Ольга встретила Куарезму с тем странным чувством, которое крестный внушал ей в последнее время: оно еще более обострялось, когда тот рассказывал о военных буднях своего отряда, о свисте пуль, выстрелах с лодок — просто и естественно, словно речь шла о празднике, состязании, развлечении, где людей отнюдь не поджидала смерть. К тому же он выглядел озабоченным, и его слова постоянно выдавали уныние и упадок духа.
И действительно, в душе майора поселилась заноза. Полный искреннего воодушевления, он не ожидал, что Флориано так отнесется к его советам относительно реформ: это противоречило его представлениям о диктаторе. Он отправлялся на встречу с Генрихом IV или Сюлли, а увидел президента, который назвал его «мечтателем», оказался неспособен оценить размах его планов и даже не стал их рассматривать, отстранившись от дел государственной важности, словно это не он возглавлял государство!.. И ради этого человека он, Куарезма, отказался от домашнего спокойствия и рисковал собой в окопах? И ради этого человека погибло столько людей? Имел ли он право распоряжаться жизнью и смертью своих соотечественников, если не интересовался их судьбой, не стремился сделать их жизнь изобильной и счастливой, а страну — богатой, не заботился о развитии сельского хозяйства и благосостоянии крестьян?
Временами подобные мысли порождали в нем смертельное отчаяние, гнев на себя самого. Но затем он начинал думать так: маршал находится в сложном положении, сейчас он ничего не может, но позже наверняка возьмется за это… Так он и жил, одолеваемый мучительными сомнениями, следствием которых были озабоченность, упадок и уныние. Все это крестница читала на его лице, отныне омраченном. Но вскоре Куарезма перешел от рассказов о военной жизни к цели своего визита.
— Которая из них? — спросила крестница.
— Вторая. Исмения.
— Та, что собиралась замуж за дантиста?
— Да, она.
— А-а-а!..
В это «а-а-а», протяжное и глубокое, она вложила все, что хотела сказать по этому поводу. Она понимала, в чем состоит горе Исмении, но при этом лучше Куарезмы осознавала его причину — вбитое в голову каждой девушки представление о том, что нужно выйти замуж любой ценой: замужество становилось центральным событием и смыслом всей жизни, оставаться незамужней было оскорбительно и позорно.
Замужество больше не связано ни с любовью, ни с материнством: это всего лишь замужество, ничего не значащая вещь, не порожденная ни нашей природой, ни нашими потребностями. Исмения, с ее слабым, ограниченным умом и недостатком жизненной энергии, после исчезновения жениха уверилась в том, что теперь она никогда не выйдет замуж, и все глубже погружалась в отчаяние.
Колеони, полный сочувствия, внимательно выслушал рассказ.
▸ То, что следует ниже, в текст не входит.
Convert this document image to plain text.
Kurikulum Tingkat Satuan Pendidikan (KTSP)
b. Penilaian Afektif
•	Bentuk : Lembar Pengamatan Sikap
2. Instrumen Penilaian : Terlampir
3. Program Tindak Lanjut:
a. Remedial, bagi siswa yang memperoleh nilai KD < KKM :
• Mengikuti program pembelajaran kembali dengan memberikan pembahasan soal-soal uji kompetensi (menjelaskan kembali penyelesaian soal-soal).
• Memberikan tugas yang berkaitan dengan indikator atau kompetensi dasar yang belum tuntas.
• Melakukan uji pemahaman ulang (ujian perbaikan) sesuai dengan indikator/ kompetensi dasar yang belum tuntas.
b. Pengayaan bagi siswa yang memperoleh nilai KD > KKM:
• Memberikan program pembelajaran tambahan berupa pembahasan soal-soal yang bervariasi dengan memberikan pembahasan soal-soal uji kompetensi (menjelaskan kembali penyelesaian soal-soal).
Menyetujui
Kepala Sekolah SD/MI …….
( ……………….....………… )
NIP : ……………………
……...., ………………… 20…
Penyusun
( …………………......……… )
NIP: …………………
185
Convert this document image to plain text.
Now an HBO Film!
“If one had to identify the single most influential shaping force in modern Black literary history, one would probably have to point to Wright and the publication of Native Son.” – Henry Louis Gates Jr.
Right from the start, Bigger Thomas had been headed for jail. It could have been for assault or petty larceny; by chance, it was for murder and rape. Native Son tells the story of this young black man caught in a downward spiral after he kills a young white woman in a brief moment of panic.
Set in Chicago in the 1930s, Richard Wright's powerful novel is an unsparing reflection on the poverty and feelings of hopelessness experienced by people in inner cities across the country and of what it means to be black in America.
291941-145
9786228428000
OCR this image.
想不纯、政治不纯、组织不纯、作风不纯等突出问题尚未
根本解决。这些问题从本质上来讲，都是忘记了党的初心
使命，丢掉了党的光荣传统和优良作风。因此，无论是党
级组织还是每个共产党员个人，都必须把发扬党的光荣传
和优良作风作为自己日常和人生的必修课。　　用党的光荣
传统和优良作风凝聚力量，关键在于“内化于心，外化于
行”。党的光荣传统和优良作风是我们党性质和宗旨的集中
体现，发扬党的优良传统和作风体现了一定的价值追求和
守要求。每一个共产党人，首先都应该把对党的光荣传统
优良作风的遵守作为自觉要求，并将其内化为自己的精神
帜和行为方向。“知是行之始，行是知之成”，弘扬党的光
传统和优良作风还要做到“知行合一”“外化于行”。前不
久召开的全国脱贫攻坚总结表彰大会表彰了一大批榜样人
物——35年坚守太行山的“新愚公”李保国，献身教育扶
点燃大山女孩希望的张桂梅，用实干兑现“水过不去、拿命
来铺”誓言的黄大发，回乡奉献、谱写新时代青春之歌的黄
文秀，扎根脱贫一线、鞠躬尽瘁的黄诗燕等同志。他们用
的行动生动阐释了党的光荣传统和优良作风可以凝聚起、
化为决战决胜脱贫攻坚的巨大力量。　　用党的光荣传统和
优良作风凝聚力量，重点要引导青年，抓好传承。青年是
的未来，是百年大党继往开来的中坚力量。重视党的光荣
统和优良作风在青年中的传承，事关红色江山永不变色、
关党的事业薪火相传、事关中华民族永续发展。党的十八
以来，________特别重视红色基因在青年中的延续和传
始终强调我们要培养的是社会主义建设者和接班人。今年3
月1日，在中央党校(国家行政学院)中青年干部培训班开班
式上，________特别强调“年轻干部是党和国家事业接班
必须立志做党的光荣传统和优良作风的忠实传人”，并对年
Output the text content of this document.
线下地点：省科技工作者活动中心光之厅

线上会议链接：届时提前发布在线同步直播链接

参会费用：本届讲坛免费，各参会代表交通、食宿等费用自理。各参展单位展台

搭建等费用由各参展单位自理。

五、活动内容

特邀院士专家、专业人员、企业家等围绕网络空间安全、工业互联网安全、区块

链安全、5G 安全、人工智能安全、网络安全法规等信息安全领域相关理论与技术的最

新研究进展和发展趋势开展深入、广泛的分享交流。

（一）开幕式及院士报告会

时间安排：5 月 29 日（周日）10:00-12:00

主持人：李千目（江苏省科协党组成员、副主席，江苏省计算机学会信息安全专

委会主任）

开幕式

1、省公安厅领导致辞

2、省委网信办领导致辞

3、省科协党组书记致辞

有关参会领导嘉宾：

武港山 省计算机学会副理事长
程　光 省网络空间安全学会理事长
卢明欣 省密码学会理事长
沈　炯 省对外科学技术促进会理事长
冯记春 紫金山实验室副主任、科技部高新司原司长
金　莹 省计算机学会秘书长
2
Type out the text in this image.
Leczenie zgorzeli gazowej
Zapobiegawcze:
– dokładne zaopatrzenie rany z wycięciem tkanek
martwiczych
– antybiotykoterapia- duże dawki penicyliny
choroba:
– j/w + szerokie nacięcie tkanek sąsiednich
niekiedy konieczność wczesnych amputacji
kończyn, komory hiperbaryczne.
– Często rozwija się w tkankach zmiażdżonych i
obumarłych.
В душе он был добрым человеком. Сколачивая состояние, он вел себя жестко и сурово, но, разбогатев, стряхнул с себя жесткость, так как понял: добрым можно быть лишь тогда, когда за тобой стоит та или иная сила.
В последнее время майор, одолеваемый нравственными мучениями, несколько утратил интерес к Исмении; но даже если он не отводил дочери Алберназа особое и постоянное место в своих размышлениях, то все же уделял ей часть доброты, с которой относился к людям вообще.